Simon Vestdijk, ikzelf en de baldadigheid

Bij Simon Vestdijk treft mij vooral zijn baldadigheid, een neiging die ik met hem deel. Allereerst het begrip baldadigheid zelf, een begrip dat in deze tijd een bijkleuring heeft gekregen die het dicht bij vandalisme en criminaliteit brengt maar dat tot voor kort onschuldiger associaties opriep. Afgeleid van het Middelnederlandse woord baeldaet dat ‘boze daad’ betekende, is het oorspronkelijk het meest verwant aan stoutmoedigheid. De voornaamste betekenis die het ondanks een zekere verschuiving ook nu nog heeft is: overtredingen door meestal jeugdigen in jeugdige overmoed begaan, een gedrag dat glimlachen doet, en met schouderophalen bezien dient te worden, relatief onschuldig, zonder boze opzet ontstaan door levenslust en vitaliteit.

Wat dit met zowel Simon Vestdijk als mijzelf te maken heeft hoop ik in het vervolg duidelijk te maken. Baldadigheid wordt gekenmerkt door het overschrijden van grenzen, het zondigen tegen regels, maar speels, zonder kwaadaardigheid of querulantisme en meestal zonder doel behalve het gedrag zelf. Het bezit een vriendelijke terloopsheid en vaak komische aspecten en vooral spot met de zelfopgelegde beperkingen, de schijnbare hypocrisie in de gedragsregels van de volwassenen en gevestigden. Men moet spelregels overtreden om ze toe te eigenen en ook om een eigen ruimte en vrijheid binnen die spelregels te verwerven.

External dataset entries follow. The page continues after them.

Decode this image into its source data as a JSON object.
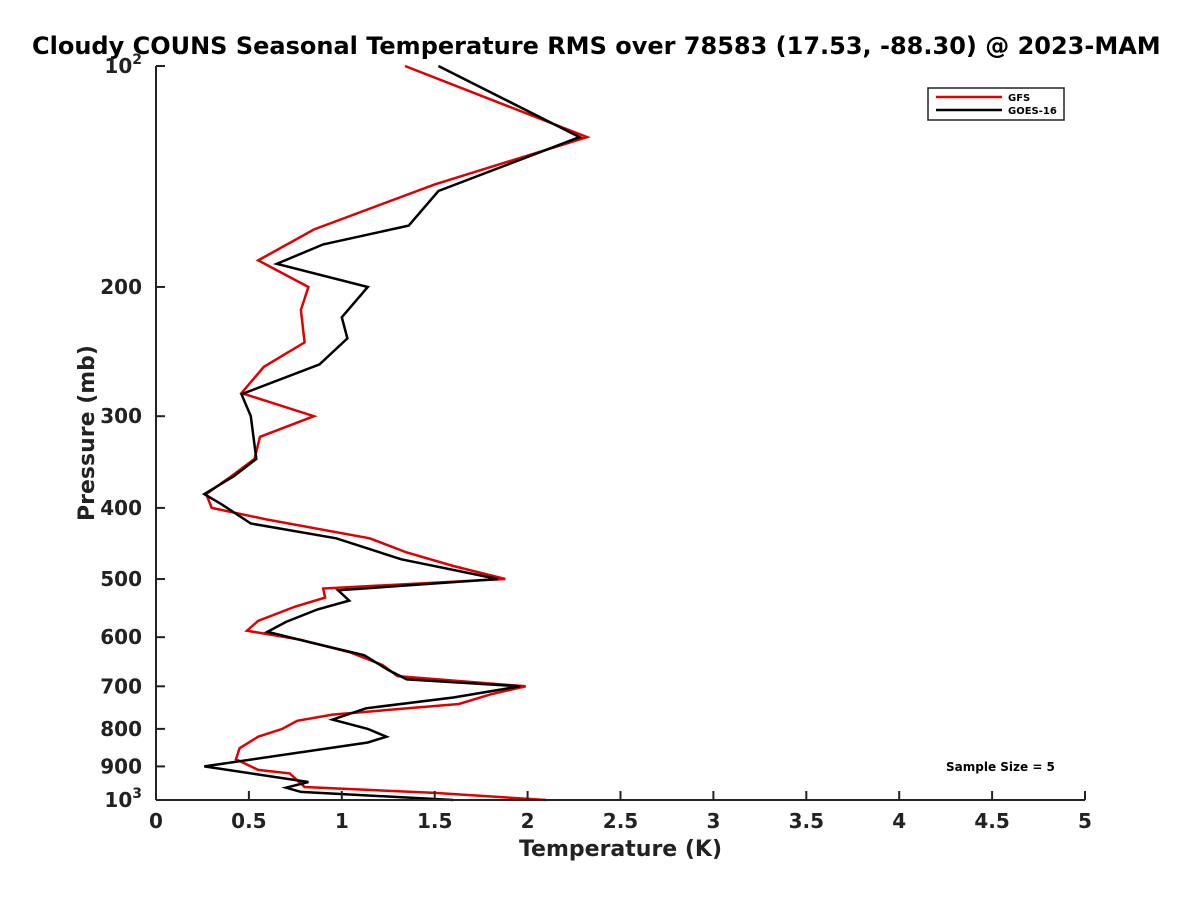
{
  "chart_data": {
    "type": "line",
    "title": "Cloudy COUNS Seasonal Temperature RMS over 78583 (17.53, -88.30) @ 2023-MAM",
    "xlabel": "Temperature (K)",
    "ylabel": "Pressure (mb)",
    "xlim": [
      0,
      5
    ],
    "ylim": [
      100,
      1000
    ],
    "yscale": "log",
    "y_reversed": true,
    "grid": false,
    "legend_position": "top-right",
    "x_ticks": [
      "0",
      "0.5",
      "1",
      "1.5",
      "2",
      "2.5",
      "3",
      "3.5",
      "4",
      "4.5",
      "5"
    ],
    "x_tick_values": [
      0,
      0.5,
      1,
      1.5,
      2,
      2.5,
      3,
      3.5,
      4,
      4.5,
      5
    ],
    "y_ticks": [
      {
        "value": 100,
        "base": "10",
        "exp": "2"
      },
      {
        "value": 200,
        "label": "200"
      },
      {
        "value": 300,
        "label": "300"
      },
      {
        "value": 400,
        "label": "400"
      },
      {
        "value": 500,
        "label": "500"
      },
      {
        "value": 600,
        "label": "600"
      },
      {
        "value": 700,
        "label": "700"
      },
      {
        "value": 800,
        "label": "800"
      },
      {
        "value": 900,
        "label": "900"
      },
      {
        "value": 1000,
        "base": "10",
        "exp": "3"
      }
    ],
    "annotation": "Sample Size = 5",
    "series": [
      {
        "name": "GFS",
        "color": "#e00000",
        "points": [
          [
            1.34,
            100
          ],
          [
            2.32,
            125
          ],
          [
            1.5,
            145
          ],
          [
            0.85,
            167
          ],
          [
            0.55,
            184
          ],
          [
            0.82,
            200
          ],
          [
            0.78,
            215
          ],
          [
            0.8,
            238
          ],
          [
            0.58,
            257
          ],
          [
            0.46,
            279
          ],
          [
            0.85,
            300
          ],
          [
            0.56,
            320
          ],
          [
            0.53,
            343
          ],
          [
            0.42,
            360
          ],
          [
            0.27,
            383
          ],
          [
            0.3,
            400
          ],
          [
            0.6,
            415
          ],
          [
            1.15,
            440
          ],
          [
            1.35,
            460
          ],
          [
            1.6,
            480
          ],
          [
            1.88,
            500
          ],
          [
            0.9,
            515
          ],
          [
            0.91,
            530
          ],
          [
            0.75,
            545
          ],
          [
            0.55,
            570
          ],
          [
            0.49,
            588
          ],
          [
            0.78,
            605
          ],
          [
            1.05,
            630
          ],
          [
            1.22,
            655
          ],
          [
            1.3,
            678
          ],
          [
            1.99,
            700
          ],
          [
            1.8,
            718
          ],
          [
            1.63,
            740
          ],
          [
            0.95,
            765
          ],
          [
            0.76,
            780
          ],
          [
            0.68,
            800
          ],
          [
            0.55,
            820
          ],
          [
            0.45,
            850
          ],
          [
            0.43,
            880
          ],
          [
            0.55,
            910
          ],
          [
            0.72,
            920
          ],
          [
            0.8,
            960
          ],
          [
            1.5,
            978
          ],
          [
            2.1,
            1000
          ]
        ]
      },
      {
        "name": "GOES-16",
        "color": "#000000",
        "points": [
          [
            1.52,
            100
          ],
          [
            2.28,
            125
          ],
          [
            1.52,
            148
          ],
          [
            1.36,
            165
          ],
          [
            0.9,
            175
          ],
          [
            0.65,
            186
          ],
          [
            1.14,
            200
          ],
          [
            1.0,
            220
          ],
          [
            1.03,
            235
          ],
          [
            0.88,
            255
          ],
          [
            0.46,
            280
          ],
          [
            0.51,
            300
          ],
          [
            0.54,
            343
          ],
          [
            0.42,
            362
          ],
          [
            0.26,
            383
          ],
          [
            0.35,
            395
          ],
          [
            0.51,
            420
          ],
          [
            0.97,
            440
          ],
          [
            1.32,
            470
          ],
          [
            1.84,
            500
          ],
          [
            0.98,
            518
          ],
          [
            1.04,
            535
          ],
          [
            0.87,
            550
          ],
          [
            0.7,
            572
          ],
          [
            0.6,
            590
          ],
          [
            0.83,
            610
          ],
          [
            1.12,
            635
          ],
          [
            1.25,
            665
          ],
          [
            1.35,
            685
          ],
          [
            1.96,
            700
          ],
          [
            1.6,
            725
          ],
          [
            1.13,
            750
          ],
          [
            0.95,
            777
          ],
          [
            1.14,
            800
          ],
          [
            1.24,
            820
          ],
          [
            1.14,
            835
          ],
          [
            0.26,
            900
          ],
          [
            0.82,
            945
          ],
          [
            0.7,
            962
          ],
          [
            0.78,
            975
          ],
          [
            1.6,
            1000
          ]
        ]
      }
    ]
  }
}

Cultuur is een samenstel van spelregels dat tussen mensen en door mensen ontstaan is, maar eenmaal ontstaan, zijn eigen wetmatigheden volgt los van de mens zelf; de mens beperkend en misvormend en scheppend. Want zonder misvorming is er geen vorm, zonder beperkingen en begrenzingen is er alleen chaos. De mens ontwerpt machines, constructies, wetten, spelen, regels en is daarna onderhorig en pas werkelijk bestaand. Iedere schrijver kan vertellen hoezeer de vorm de inhoud verminkt en pas werkelijk helderheid geeft. Met behulp van de cultuur en de spelregels van de cultuur ontwerpt, componeert men zichzelf en de eigen wereld in de wereld die al bestaat om door adaptatie, verwerping en bijstelling tot een persoonlijke mening te komen. Aanpassing aan de spelregels, gebruikmaken, aanvaarding schenkt paradoxaal genoeg vrijheid want samenvallen met beperkingen is geen beperking meer, het is zelfverwezenlijking. Net zoals een sonnet vorm en inhoud is en pas dankzij beide kan bestaan.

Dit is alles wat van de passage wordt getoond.